Shallenberger v. Standard Sanitary Manufacturing Co.

Mr. Justice Potter,

dissenting:

I am unable to agree with the view of the majority of the court in this case. An essential requirement of the proposed contract was that the contractor should furnish bond in the sum of 120,000, to insure the faithful performance of the work. This was not one of the things to be done or furnished as the work progressed; but it was a prerequisite; something required in advance of the performance of the work which it was to guarantee. Some six weeks passed after the signing of the agreement, and no such bond was furnished by the contractor. The defendant company might well have refused permission to the contractor to enter upon the premises until he had given the security he had agreed to furnish. But instead of standing sharply upon its rights in this respect, it indulged the plaintiff further by allowing him to make a start upon the work, at the same time warning him to file the bond within three days.

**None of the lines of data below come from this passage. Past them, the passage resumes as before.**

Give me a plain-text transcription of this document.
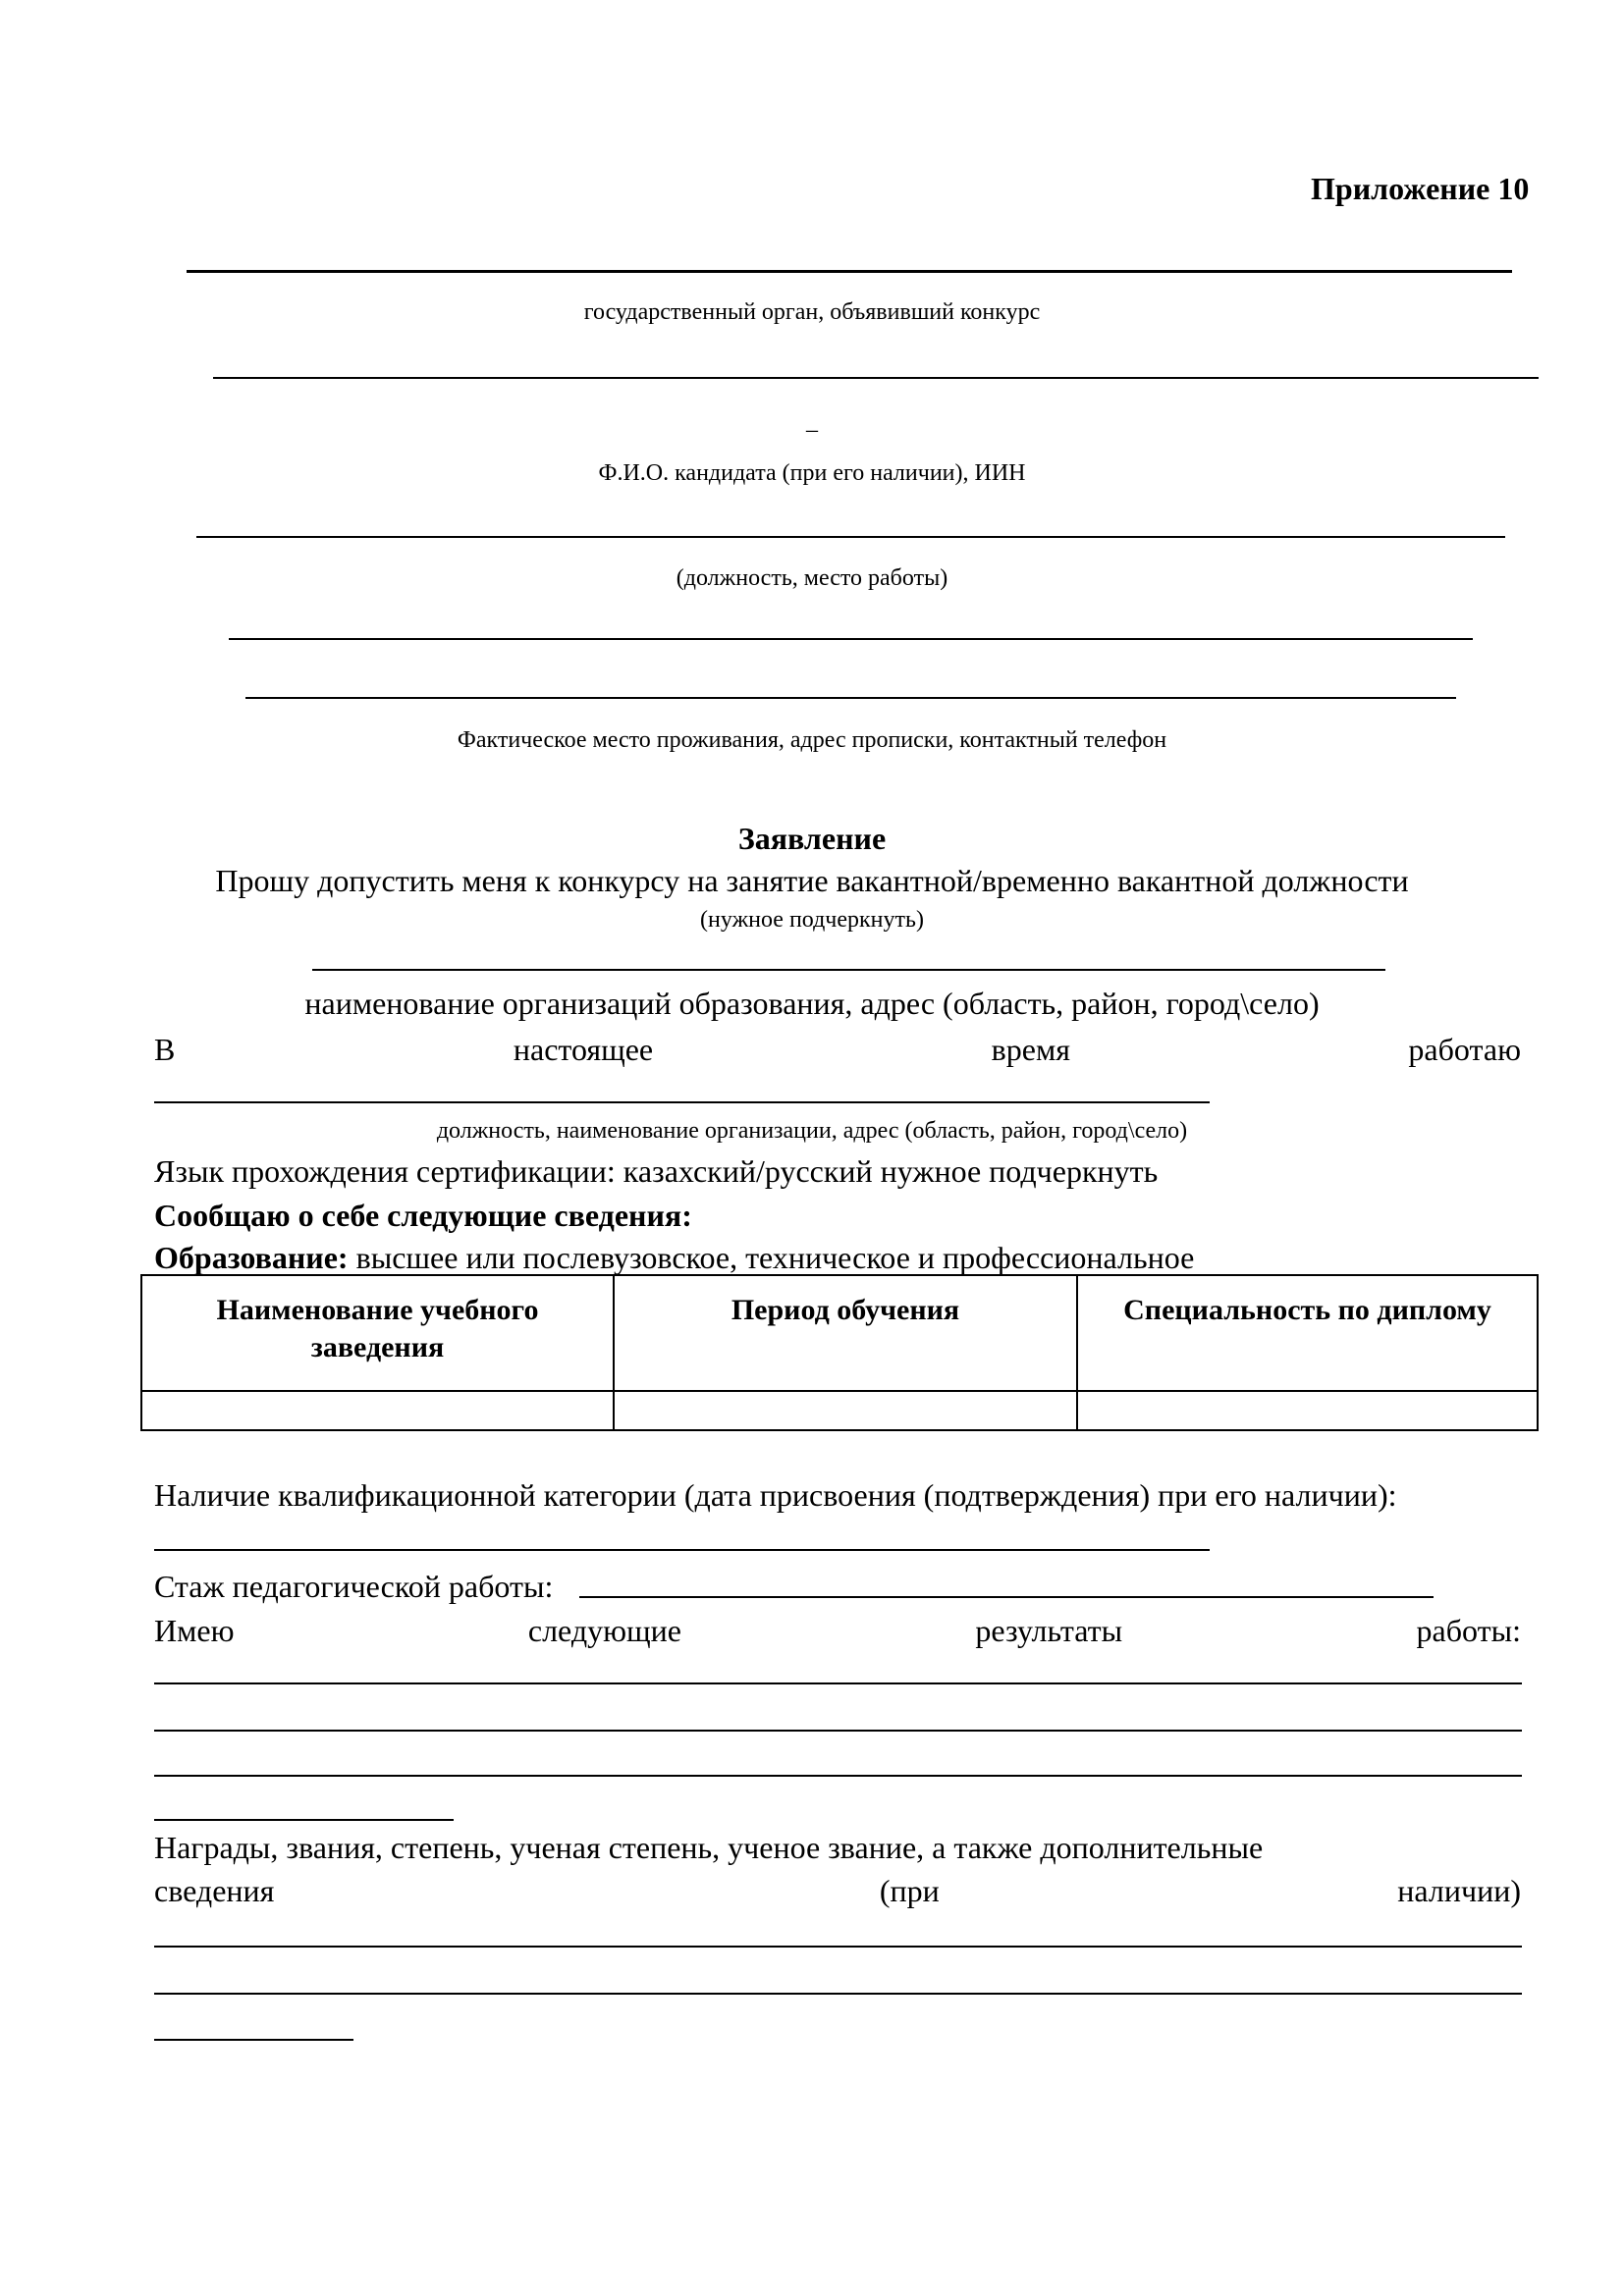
Приложение 10
государственный орган, объявивший конкурс
_
Ф.И.О. кандидата (при его наличии), ИИН
(должность, место работы)
Фактическое место проживания, адрес прописки, контактный телефон
Заявление
Прошу допустить меня к конкурсу на занятие вакантной/временно вакантной должности
(нужное подчеркнуть)
наименование организаций образования, адрес (область, район, город\село)
В	настоящее	время	работаю
должность, наименование организации, адрес (область, район, город\село)
Язык прохождения сертификации: казахский/русский нужное подчеркнуть
Сообщаю о себе следующие сведения:
Образование: высшее или послевузовское, техническое и профессиональное
Наименование учебного заведения	Период обучения	Специальность по диплому

Наличие квалификационной категории (дата присвоения (подтверждения) при его наличии):
Стаж педагогической работы:
Имею	следующие	результаты	работы:
Награды, звания, степень, ученая степень, ученое звание, а также дополнительные
сведения	(при	наличии)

This would have been ample time in which to procure and file the bond, if the financial condition of the plaintiff was sound or his credit good. But instead of procuring a bond with satisfactory sureties, as required by the .agreement, the plaintiff finally offered as a compliance with his obligation, the bond of a foreign corporation not authorized to do business in the state of Pennsylvania. Such a bond was of course unsatisfactory to the defendant company, and it refused to accept ifc, or to allow plaintiff to proceed further with the work. In so doing the defendant was acting clearly within its rights under the contract. Surely it was not obliged to run the risk of placing a large and important contract in the hands of an irresponsible contractor, who had failed to furnish the bond agreed upon. Under the admitted facts of the case I can see nothing which should properly have been submitted to a jury. The result was to give to the plaintiff the profits of a contract which he never carried out in accordance with its terms, and *228for work which he never performed, and which he had no right to even attempt to perform until he had furnished the bond. I would reverse the judgment.

Brown and Elkin, JJ., concur in this dissent.